We’re not without our challenges. There have been some issues that have come up along the way, but those mostly involved mistakes in the approach, which we quickly corrected. With the way that we provide advice and manage, we believe that within the next one to two years we’ll be one of the leaders with our tribal partners in the industry, not only in cultivation and processing, but also exporting materials, finance and banking to retail and product lines. I think we’re going to see a lot of revolutionary things from Indian country alone, simply based on the spirit of entrepreneurship and economic development that tribes have right in front of them. We’re excited to see what’s going to happen.
Keep an eye out for what’s happening with us. You can always follow us on Twitter at @CannaNative. We try to keep folks posted on the industry and what we’re doing there as well.
For CannaNative, now that you’ve announced the partnership and you have the media swarming around you, asking for interviews, what’s next on the horizon for you and the team?

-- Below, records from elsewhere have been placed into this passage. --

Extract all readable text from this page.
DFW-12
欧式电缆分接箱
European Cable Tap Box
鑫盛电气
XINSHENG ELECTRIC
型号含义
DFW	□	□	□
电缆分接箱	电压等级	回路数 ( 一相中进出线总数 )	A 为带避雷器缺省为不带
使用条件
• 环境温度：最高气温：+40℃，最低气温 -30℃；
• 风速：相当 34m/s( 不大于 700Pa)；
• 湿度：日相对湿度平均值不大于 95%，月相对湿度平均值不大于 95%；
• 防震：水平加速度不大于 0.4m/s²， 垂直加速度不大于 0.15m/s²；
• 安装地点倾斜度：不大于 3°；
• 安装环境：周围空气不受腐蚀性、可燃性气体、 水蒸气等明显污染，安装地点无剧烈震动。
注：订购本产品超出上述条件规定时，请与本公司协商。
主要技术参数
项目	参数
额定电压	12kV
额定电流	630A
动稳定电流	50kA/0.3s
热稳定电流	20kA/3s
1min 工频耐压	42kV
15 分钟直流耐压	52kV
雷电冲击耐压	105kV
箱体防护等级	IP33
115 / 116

Next we’ll be engaging and closing some deals with specific tribes in strategic locations. You’ll be seeing those as we roll those out and release announcements. Also, we’ll be forming different types of collaborations.
We believe collaboration is really the key to this industry. Gaming was so competitive. We’re looking forward to making alliances and working together with a lot of different folks. Of course, we’re looking forward to announcing different CannaNative labeled product lines and developing a natural native remedy product line.
We have a lot of super exciting things and it’s really going to be neat. Those are coming out here shortly. We’ll make sure we connect with you, Tim to announce those things to your audience because we’d love for them to see these new projects, learn about them, and pass them along.